Le coût que personne ne met dans le calcul : la non-qualité
Aux heures passées s'ajoute ce que la saisie manuelle fait rater. Ce poste est plus difficile à chiffrer, mais il est rarement négligeable.
Une facture oubliée en fin de mois, c'est une trésorerie décalée de trente jours. Une relance jamais partie sur un impayé à 3 000 €, c'est parfois une créance perdue. Un devis envoyé huit jours trop tard, c'est un chantier signé chez le concurrent qui a répondu le lendemain. Un écart de prix fournisseur repéré au bilan au lieu du mois courant, c'est une marge qu'on ne récupère plus.
Prenez une seule de ces lignes sur les douze derniers mois et comptez-la. Chez la plupart des entreprises que nous rencontrons, elle pèse autant que les heures elles-mêmes.
Trois façons de mesurer sans rien installer
Vous n'avez pas besoin d'un outil de pointage pour obtenir un B crédible. Trois méthodes, de la plus rapide à la plus fiable.
- Le comptage de documents. Combien de devis, de factures ou de dossiers sont sortis le mois dernier ? Multipliez par le temps moyen d'un exemplaire. C'est la méthode la plus rapide et elle suffit souvent.
- Le relevé sur cinq jours. Demandez aux personnes concernées de noter, pendant une semaine, le temps passé sur cette seule tâche. Pas un suivi complet du temps : une seule ligne.
- La question posée à la bonne personne. Celle qui fait la tâche donne un chiffre plus juste que le dirigeant, systématiquement. C'est d'ailleurs pour cela que nous demandons sa présence au cadrage.
Si les trois méthodes donnent des résultats proches, votre chiffre est bon. Si elles divergent fortement, c'est en soi une information : la tâche est plus dispersée que vous ne le pensiez.
Questions fréquentes
Pourquoi 45 € de l'heure et pas le salaire brut ?

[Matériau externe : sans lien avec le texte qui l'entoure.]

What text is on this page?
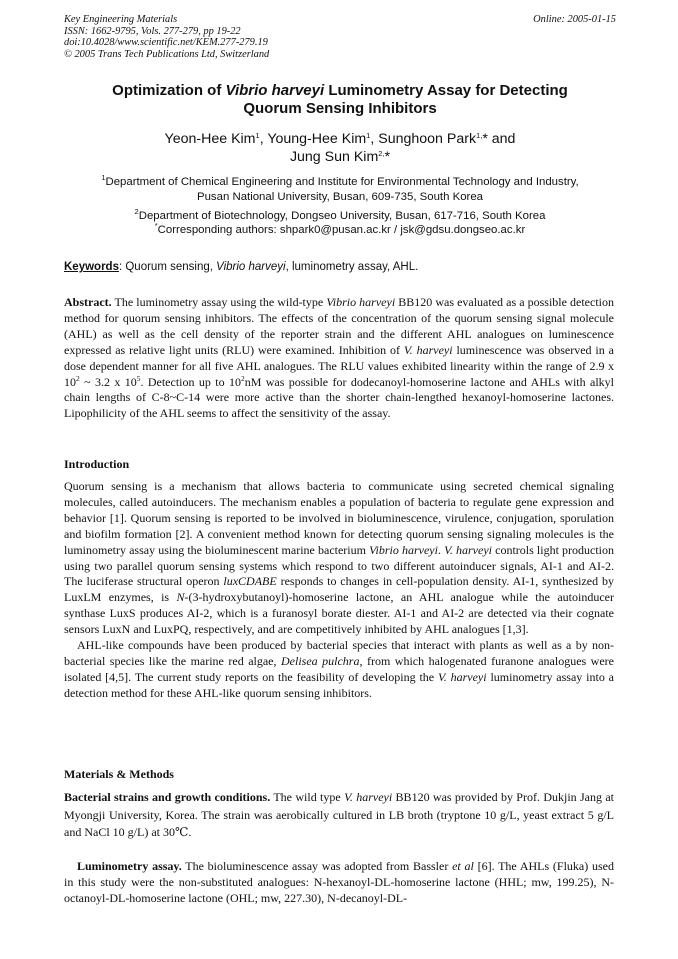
Key Engineering Materials
ISSN: 1662-9795, Vols. 277-279, pp 19-22
doi:10.4028/www.scientific.net/KEM.277-279.19
© 2005 Trans Tech Publications Ltd, Switzerland
Online: 2005-01-15
Optimization of Vibrio harveyi Luminometry Assay for Detecting
Quorum Sensing Inhibitors
Yeon-Hee Kim$^1$, Young-Hee Kim$^1$, Sunghoon Park$^{1,}$* and
Jung Sun Kim$^{2,}$*
$^1$Department of Chemical Engineering and Institute for Environmental Technology and Industry,
Pusan National University, Busan, 609-735, South Korea
$^2$Department of Biotechnology, Dongseo University, Busan, 617-716, South Korea
*Corresponding authors: shpark0@pusan.ac.kr / jsk@gdsu.dongseo.ac.kr
Keywords: Quorum sensing, Vibrio harveyi, luminometry assay, AHL.

Abstract. The luminometry assay using the wild-type Vibrio harveyi BB120 was evaluated as a possible detection method for quorum sensing inhibitors. The effects of the concentration of the quorum sensing signal molecule (AHL) as well as the cell density of the reporter strain and the different AHL analogues on luminescence expressed as relative light units (RLU) were examined. Inhibition of V. harveyi luminescence was observed in a dose dependent manner for all five AHL analogues. The RLU values exhibited linearity within the range of 2.9 x $10^2$ ~ 3.2 x $10^5$. Detection up to $10^2nM$ was possible for dodecanoyl-homoserine lactone and AHLs with alkyl chain lengths of C-8~C-14 were more active than the shorter chain-lengthed hexanoyl-homoserine lactones. Lipophilicity of the AHL seems to affect the sensitivity of the assay.

Introduction

Quorum sensing is a mechanism that allows bacteria to communicate using secreted chemical signaling molecules, called autoinducers. The mechanism enables a population of bacteria to regulate gene expression and behavior [1]. Quorum sensing is reported to be involved in bioluminescence, virulence, conjugation, sporulation and biofilm formation [2]. A convenient method known for detecting quorum sensing signaling molecules is the luminometry assay using the bioluminescent marine bacterium Vibrio harveyi. V. harveyi controls light production using two parallel quorum sensing systems which respond to two different autoinducer signals, AI-1 and AI-2. The luciferase structural operon luxCDABE responds to changes in cell-population density. AI-1, synthesized by LuxLM enzymes, is N-(3-hydroxybutanoyl)-homoserine lactone, an AHL analogue while the autoinducer synthase LuxS produces AI-2, which is a furanosyl borate diester. AI-1 and AI-2 are detected via their cognate sensors LuxN and LuxPQ, respectively, and are competitively inhibited by AHL analogues [1,3].

AHL-like compounds have been produced by bacterial species that interact with plants as well as a by non-bacterial species like the marine red algae, Delisea pulchra, from which halogenated furanone analogues were isolated [4,5]. The current study reports on the feasibility of developing the V. harveyi luminometry assay into a detection method for these AHL-like quorum sensing inhibitors.

Materials & Methods

Bacterial strains and growth conditions. The wild type V. harveyi BB120 was provided by Prof. Dukjin Jang at Myongji University, Korea. The strain was aerobically cultured in LB broth (tryptone 10 g/L, yeast extract 5 g/L and NaCl 10 g/L) at 30℃.

Luminometry assay. The bioluminescence assay was adopted from Bassler et al [6]. The AHLs (Fluka) used in this study were the non-substituted analogues: N-hexanoyl-DL-homoserine lactone (HHL; mw, 199.25), N-octanoyl-DL-homoserine lactone (OHL; mw, 227.30), N-decanoyl-DL-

Parce que le salaire brut ne représente qu'une partie du coût. En ajoutant les cotisations patronales, les congés, le poste de travail et les logiciels, une heure de travail administratif revient autour de 45 € en France. Nous utilisons volontairement une base basse : pour un collaborateur de cabinet ou de bureau d'études, le chiffre réel est plus élevé.
Pourquoi 45 semaines et pas 52 ?
Pour retirer les congés, les jours fériés et les absences. Compter 52 semaines gonflerait artificiellement le résultat, et nous préférons un chiffre que vous pouvez défendre devant votre expert-comptable.
La part absorbée peut-elle atteindre 100 % ?
Non, et méfiez-vous de quiconque l'annonce. Il reste toujours le contrôle, les cas particuliers et les exceptions. Nous raisonnons entre 35 et 60 % selon la tâche, et c'est déjà considérable.